Hoje, 29 de janeiro, Dia da Visibilidade Trans, deixou aqui indicações de projetos que celebram nossas vidas, nossas existências e fortalecem nossa caminhada e memória:


Projetos idealizados por Bruno Santana:

Trans Batukada


Transencruzilhadas - Memória Transmasculina Negra


Mostra Transgeneridades Negras

 

Uma das pessoas autoras do livro “Transmasculinidades Negras - Narrativas plurais em primeira pessoa”


Projeto Transceda: o projeto sociocultural fundado em 2018 por @venuzcomz_ e @raphagomez_, tem como objetivo democratizar o acesso a cultura e arte para a população transvestigenere. Através do viés artístico e histórico, o projeto busca retomar a história de pessoas transvestigeneres ao longo da história, e levar informação, conteúdo e arte transcentrada para o público.

 

Homens trans negros! Transmasculinidades Negras!

 

Se você digitar “homens trans” nas suas redes sociais, com certeza vai aparecer majoritariamente homens trans brancos. Diante disso, em abril de 2019 criei o perfil no instagram Homens trans negros!
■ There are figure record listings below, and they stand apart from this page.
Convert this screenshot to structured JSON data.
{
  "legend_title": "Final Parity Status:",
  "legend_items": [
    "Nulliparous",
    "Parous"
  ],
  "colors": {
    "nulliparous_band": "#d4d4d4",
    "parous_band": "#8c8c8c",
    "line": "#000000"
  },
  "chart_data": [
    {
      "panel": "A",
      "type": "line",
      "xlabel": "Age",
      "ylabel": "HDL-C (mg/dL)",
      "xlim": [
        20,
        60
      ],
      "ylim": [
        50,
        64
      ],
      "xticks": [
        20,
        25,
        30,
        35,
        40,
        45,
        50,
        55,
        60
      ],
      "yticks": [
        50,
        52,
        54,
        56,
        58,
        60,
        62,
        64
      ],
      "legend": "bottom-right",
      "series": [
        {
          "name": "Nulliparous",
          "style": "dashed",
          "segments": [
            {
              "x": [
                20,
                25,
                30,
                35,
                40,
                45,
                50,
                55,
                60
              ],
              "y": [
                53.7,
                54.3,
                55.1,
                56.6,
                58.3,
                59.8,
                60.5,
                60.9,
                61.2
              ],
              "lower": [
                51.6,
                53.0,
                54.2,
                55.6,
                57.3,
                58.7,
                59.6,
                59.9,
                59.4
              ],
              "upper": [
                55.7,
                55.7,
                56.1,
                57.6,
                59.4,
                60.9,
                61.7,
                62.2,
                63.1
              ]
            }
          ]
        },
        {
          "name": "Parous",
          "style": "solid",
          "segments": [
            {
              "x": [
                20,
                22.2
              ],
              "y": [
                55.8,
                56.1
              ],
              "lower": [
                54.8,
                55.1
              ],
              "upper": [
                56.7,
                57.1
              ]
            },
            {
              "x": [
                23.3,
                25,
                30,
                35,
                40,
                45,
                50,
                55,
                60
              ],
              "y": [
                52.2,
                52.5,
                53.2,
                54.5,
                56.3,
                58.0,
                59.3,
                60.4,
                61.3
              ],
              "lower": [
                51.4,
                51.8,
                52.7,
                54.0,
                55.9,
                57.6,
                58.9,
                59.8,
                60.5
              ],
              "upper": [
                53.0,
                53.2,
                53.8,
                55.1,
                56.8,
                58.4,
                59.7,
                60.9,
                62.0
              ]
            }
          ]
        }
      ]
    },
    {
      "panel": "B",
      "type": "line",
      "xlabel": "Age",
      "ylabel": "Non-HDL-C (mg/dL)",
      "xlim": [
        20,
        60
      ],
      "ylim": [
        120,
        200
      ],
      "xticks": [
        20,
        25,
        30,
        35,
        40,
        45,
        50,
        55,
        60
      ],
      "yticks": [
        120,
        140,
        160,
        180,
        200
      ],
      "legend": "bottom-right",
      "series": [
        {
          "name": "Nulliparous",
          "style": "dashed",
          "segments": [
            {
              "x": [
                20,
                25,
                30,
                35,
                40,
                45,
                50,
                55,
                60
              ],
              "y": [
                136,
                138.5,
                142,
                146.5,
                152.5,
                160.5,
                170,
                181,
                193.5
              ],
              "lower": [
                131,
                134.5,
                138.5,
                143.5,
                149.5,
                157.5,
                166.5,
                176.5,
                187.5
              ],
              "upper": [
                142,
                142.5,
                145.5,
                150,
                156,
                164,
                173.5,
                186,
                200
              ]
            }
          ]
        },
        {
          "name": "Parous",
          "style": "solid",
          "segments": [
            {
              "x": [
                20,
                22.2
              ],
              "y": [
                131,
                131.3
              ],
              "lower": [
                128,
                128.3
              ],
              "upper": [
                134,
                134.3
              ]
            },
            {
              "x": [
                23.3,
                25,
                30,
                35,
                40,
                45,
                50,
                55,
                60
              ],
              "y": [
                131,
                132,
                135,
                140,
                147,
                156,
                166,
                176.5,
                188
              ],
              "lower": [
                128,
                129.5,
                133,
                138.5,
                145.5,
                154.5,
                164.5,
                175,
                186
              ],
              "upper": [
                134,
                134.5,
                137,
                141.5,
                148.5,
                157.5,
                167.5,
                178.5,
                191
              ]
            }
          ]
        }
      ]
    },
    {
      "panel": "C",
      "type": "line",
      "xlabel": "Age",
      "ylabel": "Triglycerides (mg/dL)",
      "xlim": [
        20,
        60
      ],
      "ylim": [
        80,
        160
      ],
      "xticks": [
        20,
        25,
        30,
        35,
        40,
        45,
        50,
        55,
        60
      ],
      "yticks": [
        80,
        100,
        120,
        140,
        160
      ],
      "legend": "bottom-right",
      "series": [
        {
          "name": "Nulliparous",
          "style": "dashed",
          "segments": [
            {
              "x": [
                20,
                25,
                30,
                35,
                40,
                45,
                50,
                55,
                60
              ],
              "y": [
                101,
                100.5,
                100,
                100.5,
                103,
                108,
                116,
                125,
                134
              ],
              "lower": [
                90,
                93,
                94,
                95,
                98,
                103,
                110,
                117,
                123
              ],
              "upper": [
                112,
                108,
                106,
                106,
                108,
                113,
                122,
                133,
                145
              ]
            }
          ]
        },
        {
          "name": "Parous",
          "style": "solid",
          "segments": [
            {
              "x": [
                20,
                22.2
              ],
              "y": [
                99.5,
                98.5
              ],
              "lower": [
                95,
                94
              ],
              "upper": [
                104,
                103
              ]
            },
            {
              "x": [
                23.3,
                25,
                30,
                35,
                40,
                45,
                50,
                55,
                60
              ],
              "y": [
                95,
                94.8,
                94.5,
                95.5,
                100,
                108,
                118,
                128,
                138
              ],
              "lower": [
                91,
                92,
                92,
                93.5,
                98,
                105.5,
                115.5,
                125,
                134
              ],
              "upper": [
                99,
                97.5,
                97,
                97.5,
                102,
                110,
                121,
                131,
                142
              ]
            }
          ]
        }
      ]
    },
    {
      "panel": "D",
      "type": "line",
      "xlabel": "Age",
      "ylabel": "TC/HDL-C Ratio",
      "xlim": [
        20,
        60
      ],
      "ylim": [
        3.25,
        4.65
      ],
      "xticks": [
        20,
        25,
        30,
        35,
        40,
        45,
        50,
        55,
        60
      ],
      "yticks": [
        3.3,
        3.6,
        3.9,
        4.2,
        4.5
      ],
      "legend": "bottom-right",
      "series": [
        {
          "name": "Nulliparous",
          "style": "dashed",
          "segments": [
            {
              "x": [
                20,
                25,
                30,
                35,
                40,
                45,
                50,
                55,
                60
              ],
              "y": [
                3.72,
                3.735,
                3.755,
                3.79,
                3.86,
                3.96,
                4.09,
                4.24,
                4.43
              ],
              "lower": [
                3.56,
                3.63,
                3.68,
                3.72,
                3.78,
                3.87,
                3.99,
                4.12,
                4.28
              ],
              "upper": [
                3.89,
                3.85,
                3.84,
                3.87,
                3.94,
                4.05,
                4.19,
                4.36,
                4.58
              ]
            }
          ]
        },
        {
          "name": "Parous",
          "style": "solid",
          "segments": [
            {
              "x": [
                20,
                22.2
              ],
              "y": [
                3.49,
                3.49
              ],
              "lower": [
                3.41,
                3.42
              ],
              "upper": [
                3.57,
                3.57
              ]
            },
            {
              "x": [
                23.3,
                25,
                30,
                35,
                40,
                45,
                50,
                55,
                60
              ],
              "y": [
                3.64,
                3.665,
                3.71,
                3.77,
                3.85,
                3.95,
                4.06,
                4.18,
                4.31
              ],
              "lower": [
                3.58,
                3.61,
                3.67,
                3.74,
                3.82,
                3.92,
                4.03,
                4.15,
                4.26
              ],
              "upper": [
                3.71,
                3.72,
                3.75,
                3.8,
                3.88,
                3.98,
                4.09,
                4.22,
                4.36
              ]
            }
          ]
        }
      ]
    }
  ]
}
Transmasculinidades Negras!. O objetivo do perfil é fortalecer a representatividade e visibilidade de homens trans negras e transmasculinidades negras, compartilhando fotos, suas vivências e conquistas. Conquistas tanto coletivas como também algumas individuais, que também tem impacto positivo para a comunidade, como por exemplo a foto de formatura de pessoas trans negras masculinas. Nós existimos e resistimos!


Grafita! Trans: Projeto lindo criado em Brasília, para promover o direito à cidade para pessoas trans através do grafite com oficinas que envolvem socioeducação, turismo e a comunidade!